The company’s automation product was used by teams like Ramp and Deel to generate “high-quality support knowledge” from existing customer interactions, and automatically resolve up to 60% of tickets, the company said. As part of the acquisition, Ramp said all customers will continue to be served “in maintenance mode,” but it will focus its efforts on adapting the LLM-powered automation product to help Ramp customers automate their workflows and better use and understand their spend data.

While Cohere’s founders declined to reveal hard revenue figures, they said the company had seen 150% year-over-year revenue growth and had grown to over 200 customers (also including Rippling, Loom and SecureFrame) at the time of the acquisition at the end of last month. Ramp itself has more than 15,000 customers.

Image Credits: Ramp/Cohere.io

Ramp CEO Glyman told TechCrunch that Cohere.io’s approach stood out from other chatbots in the market that require employees to manually define and answer different variations of customer questions to ensure accurate responses.
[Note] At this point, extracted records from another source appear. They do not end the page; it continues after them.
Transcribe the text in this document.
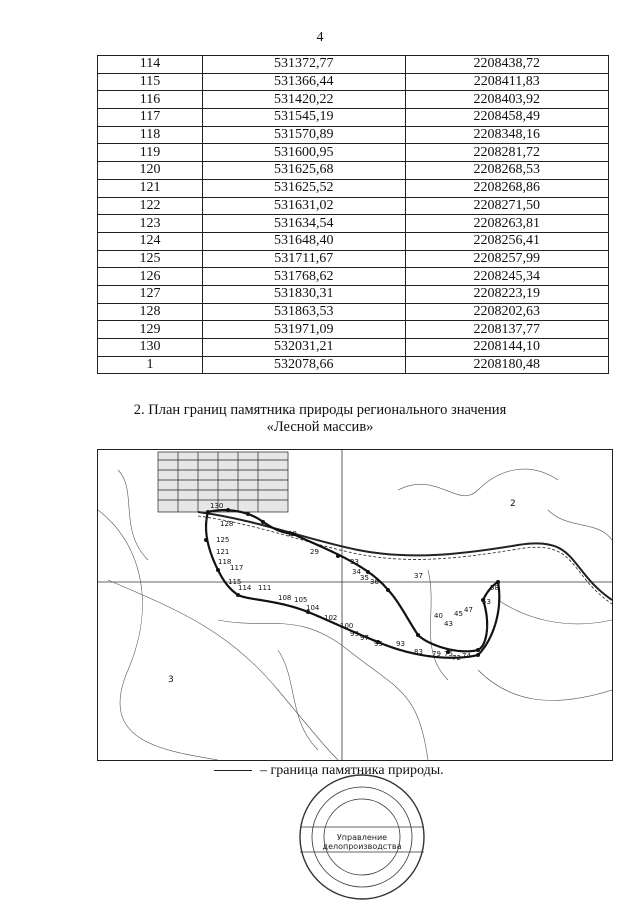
4
114	531372,77	2208438,72
115	531366,44	2208411,83
116	531420,22	2208403,92
117	531545,19	2208458,49
118	531570,89	2208348,16
119	531600,95	2208281,72
120	531625,68	2208268,53
121	531625,52	2208268,86
122	531631,02	2208271,50
123	531634,54	2208263,81
124	531648,40	2208256,41
125	531711,67	2208257,99
126	531768,62	2208245,34
127	531830,31	2208223,19
128	531863,53	2208202,63
129	531971,09	2208137,77
130	532031,21	2208144,10
1	532078,66	2208180,48
2. План границ памятника природы регионального значения
«Лесной массив»
130
128
125
121
118
117
115
114 111
108 105
104
102
100
99 97
95 93
83 79 75 74
72
58
53
47
45
43
40
37
36
35
34
33
29
28
2
3
– граница памятника природы.
Управление
делопроизводства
Said Lin: “There are a lot of vendors doing some automation out there. And historically, a whole bunch of them have been targeted towards simpler use cases, like for instance, e-commerce, or simple consumer SaaS that the total number of questions that people can ask for answers to is not that many.”

Cohere’s differentiator, Sengottuvelu said, is its ability to generate content for “even very infrequent questions” and for “complex enterprises with complex products such as Ramp.”

Specifically, he added, Cohere’s automation product uses existing help center and ticket data to create workflows and pinpoint areas for improvement in self-service systems. Cohere also provides “comprehensive” performance metrics, giving businesses insights into the effectiveness of their self-service in different product categories.

Initial projects include making workflows “even more automated,” Sengottuvelu said, by completing multi-step processes on behalf of customers, as well as improving Ramp’s ability to analyze large sets of both unstructured and structured data “so customers always get the best price on software.” For example, Ramp uses Sengottuvelu’s Jsonformer project — which lets developers set hard limits on what LLMs can output. Because Ramp deals with massive sets of unstructured data, Jsonformer helps the company put that data into a structured format “that’s easier to analyze and use,” Ramp said. In fact, the company’s new price intelligence feature uses the technology to extract details from contracts, invoices and receipts, in an effort to gets its customers a more fair price from their vendors.

Notably, Ramp wasn’t Cohere.io’s only suitor, according to the founders.

“We got other offers from some players in the space who saw a lot of value from generative AI but we believe that a lot of the value of generative AI will belong to companies that have access to this customer data and Ramp is out of these companies, basically. And it’s one of the fastest growing companies in tech, especially in this macro environment,” Lin said.

For Ramp’s Glyman, it was evident from early on that once his company started using Cohere.io, “suddenly the majority of tickets were being answered properly in an automated fashion.”

“It actually really worked,” he said. “The technical sophistication of the team was far beyond anything we had ever seen.”